The arrangement will add Disney (DIS) programming–primarily television shows from ABC like “Lost,” although it will also include some of the company’s movies–to the joint venture between GE’s (GE) NBC and News Corp.’s (NWS) Fox. In return for giving Hulu exclusive access to some of its content, but not for some high-profile programming like ESPN, Disney will get an equity stake in the joint venture and seats on the company’s board.

It’s a big deal for Disney, which until now has been focused on driving Web traffic to its own properties. And it’s a big deal for Hulu, which has now locked up three of the four broadcast networks.

Does all of this sound familiar? It should. It’s pretty much where things stood nearly a month ago when I was told a deal was going to be struck “any day.”

So what was the hold-up?

Just the tedium of i-dotting and t-crossing, I’m told. In this case, it comes in the form of haggling over programming decisions: Which shows and movies will appear on Hulu, how quickly they appear after their offline debut, how long they will stay on the site, etc.

A week ago, an executive involved in the negotiations told me the deal was “down to the short strokes.” By the end of last week, the four companies involved were massaging language for press releases, I’m told.

The long gestation period has led some observers to wonder if other players with a stake in online video–like Comcast (CMCSA), Google (GOOG) or CBS (CBS)–had been able to convince Disney’s Bob Iger not to go forward with the pact.

“Everyone’s been trying to tell Iger how stupid this deal is,” a TV executive tells me. The nuance of the critiques differs depending on who’s making them, but all of them make the same point: Throwing in with Hulu will strengthen the joint venture, which also includes investor Providence Equity Partners, but it won’t provide Disney with significant upside.

But the complaints seem to have fallen on deaf ears. While Google was able to get a deal with Disney to run excerpts of some of its programming on YouTube–a consolation prize, basically–it’s been unable to cobble together a deal for long-form programming.

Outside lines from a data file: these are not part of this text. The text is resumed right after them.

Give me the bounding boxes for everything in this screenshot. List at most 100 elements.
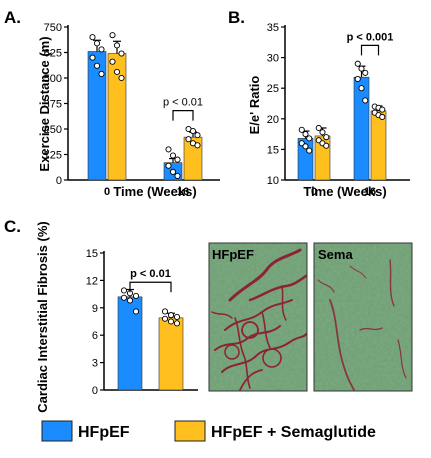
- panel-label-b: B.: [228, 8, 245, 27]
- chart-b-data-point: [379, 113, 386, 121]
- chart-a-data-point: [109, 32, 116, 39]
- chart-a-ytick-label: 750: [44, 22, 62, 34]
- chart-b-data-point: [323, 134, 330, 141]
- chart-b-data-point: [362, 97, 369, 104]
- chart-c-bar: [158, 317, 184, 391]
- chart-b-bar: [353, 76, 370, 181]
- chart-a-data-point: [165, 146, 172, 153]
- chart-a-data-point: [98, 46, 105, 53]
- chart-c-ytick-label: 9: [92, 303, 98, 315]
- chart-c-data-point: [173, 320, 181, 327]
- chart-a-data-point: [89, 34, 96, 41]
- micrograph-hfpef-frame: [208, 242, 308, 392]
- chart-a-category-label: 0: [104, 186, 110, 198]
- chart-a-ytick-label: 625: [44, 48, 62, 60]
- chart-c-ytick-label: 12: [86, 275, 98, 287]
- chart-a-ytick-label: 250: [44, 124, 62, 136]
- chart-a-data-point: [185, 136, 192, 143]
- legend-label-hfpef: HFpEF: [78, 424, 130, 441]
- chart-b-data-point: [354, 60, 361, 67]
- chart-a-significance-label: p < 0.01: [163, 97, 203, 109]
- chart-c-ytick-label: 0: [92, 385, 98, 397]
- chart-a-exercise-distance: Exercise Distance (m) Time (Weeks) 0 125 2…: [37, 22, 220, 199]
- chart-a-ytick-label: 375: [44, 99, 62, 111]
- chart-a-data-point: [189, 127, 197, 135]
- chart-a-data-point: [93, 40, 101, 47]
- legend: HFpEF HFpEF + Semaglutide: [41, 420, 376, 442]
- chart-b-data-point: [306, 135, 313, 142]
- micrograph-hfpef: HFpEF: [208, 242, 308, 392]
- chart-b-ytick-label: 30: [267, 53, 279, 65]
- chart-b-ytick-label: 20: [267, 114, 279, 126]
- chart-b-data-point: [323, 142, 330, 149]
- chart-a-ytick-label: 0: [56, 175, 62, 187]
- chart-c-data-point: [132, 292, 140, 299]
- chart-a-data-point: [194, 132, 201, 139]
- chart-a-data-point: [194, 142, 201, 149]
- chart-c-ytick-label: 3: [92, 358, 98, 370]
- chart-c-significance-label: p < 0.01: [130, 268, 171, 280]
- chart-c-ytick-label: 15: [86, 248, 98, 260]
- chart-b-data-point: [319, 129, 326, 136]
- chart-b-data-point: [379, 106, 386, 113]
- chart-b-ytick-label: 15: [267, 144, 279, 156]
- chart-a-data-point: [174, 156, 181, 163]
- chart-b-data-point: [315, 124, 322, 132]
- chart-b-ytick-label: 25: [267, 83, 279, 95]
- micrograph-hfpef-label: HFpEF: [212, 247, 254, 262]
- chart-c-data-point: [132, 308, 140, 315]
- chart-c-data-point: [161, 315, 169, 322]
- chart-c-data-point: [126, 297, 134, 304]
- chart-a-ytick-label: 125: [44, 150, 62, 162]
- chart-b-ee-ratio: E/e' Ratio Time (Weeks) 10 15 20 25 30 35 0 16 p…: [247, 22, 410, 199]
- micrograph-hfpef-texture: [209, 243, 307, 391]
- chart-c-data-point: [173, 313, 181, 320]
- chart-b-data-point: [306, 147, 313, 154]
- chart-a-data-point: [89, 54, 96, 61]
- micrograph-sema-fibrosis: [317, 259, 407, 391]
- chart-c-ytick-label: 6: [92, 330, 98, 342]
- micrograph-sema-frame: [313, 242, 413, 392]
- chart-a-category-label: 16: [177, 186, 189, 198]
- chart-c-ylabel: Cardiac Interstitial Fibrosis (%): [35, 221, 50, 412]
- chart-c-significance-bracket: [129, 281, 172, 293]
- chart-a-data-point: [169, 168, 177, 175]
- chart-b-data-point: [302, 143, 309, 150]
- chart-b-xlabel: Time (Weeks): [303, 184, 386, 199]
- chart-b-data-point: [358, 85, 365, 92]
- chart-a-ylabel: Exercise Distance (m): [37, 36, 52, 171]
- chart-a-significance-bracket: [172, 110, 194, 121]
- chart-b-significance-bracket: [360, 44, 380, 56]
- chart-a-data-point: [118, 74, 125, 82]
- micrograph-hfpef-fibrosis: [211, 248, 308, 391]
- chart-c-fibrosis: Cardiac Interstitial Fibrosis (%) 0 3 6 9 12…: [35, 221, 198, 413]
- chart-a-data-point: [165, 162, 172, 169]
- chart-a-bar: [87, 51, 107, 181]
- chart-a-data-point: [98, 70, 105, 77]
- chart-a-data-point: [113, 68, 121, 75]
- chart-b-bar: [370, 110, 387, 181]
- chart-b-data-point: [362, 69, 369, 76]
- chart-b-ytick-label: 10: [267, 175, 279, 187]
- micrograph-sema: Sema: [313, 242, 413, 392]
- legend-swatch-hfpef: [41, 420, 73, 442]
- chart-a-data-point: [93, 62, 101, 69]
- chart-a-xlabel: Time (Weeks): [113, 184, 196, 199]
- chart-a-data-point: [118, 50, 125, 57]
- panel-label-c: C.: [4, 217, 21, 236]
- chart-a-data-point: [113, 42, 121, 49]
- chart-b-significance-label: p < 0.001: [347, 31, 394, 43]
- micrograph-sema-texture: [314, 243, 412, 391]
- chart-c-data-point: [167, 318, 175, 325]
- micrograph-sema-label: Sema: [318, 247, 353, 262]
- chart-a-data-point: [169, 152, 177, 159]
- chart-b-data-point: [358, 65, 365, 72]
- chart-a-ytick-label: 500: [44, 73, 62, 85]
- panel-label-a: A.: [4, 8, 21, 27]
- legend-swatch-sema: [174, 420, 206, 442]
- chart-b-category-label: 16: [364, 186, 376, 198]
- chart-c-data-point: [161, 308, 169, 315]
- chart-c-data-point: [120, 294, 128, 301]
- chart-b-data-point: [298, 126, 305, 133]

Earlier this month, YouTube unveiled a new Hulu-like section for movies and television shows. But its inventory of TV shows and movies remains paltry and it doesn’t have any of the first-run shows that the TV networks highlight on their own sites (and on Hulu).

One thing to watch for going forward, regardless of when the Disney/ABC deal gets done, is how much access to those first-run shows Hulu users get.

Hulu is a hit with viewers but its network backers are still wary of training viewers to expect to watch their favorite shows on the Web whenever they want to watch them.

Which is why many of Hulu’s first-run TV shows have particularly short shelf lives. You can only see about half of this season’s run of NBC’s “The Office,” for instance. And if you want to watch new episodes of “Rescue Me,” which airs on News Corp.’s FX, you’ve got to be patient, then act fast. New episodes don’t show up on Hulu until eight days after they premiere on the cable channel, but they don’t last there for more than a couple of weeks.

In TV parlance, this now-you-see-it-now-you-don’t programming is called “windowing,” and casual Hulu users tend not to notice or complain about it. A small dust-up in January about “It’s Always Sunny In Philadelphia,” a disappearing FX sitcom, is the exception that proves the rule.

But what happens if NBC, Fox and ABC shows start taking longer to get to the Hulu site and leave sooner? We may find out. An executive at one of the joint venture’s network backers tells me to expect more restrictive windowing in the future as the TV guys try to get a handle on the Web.

Which means that just as the Disney deal pumps more content into Hulu, it may end up becoming harder to find.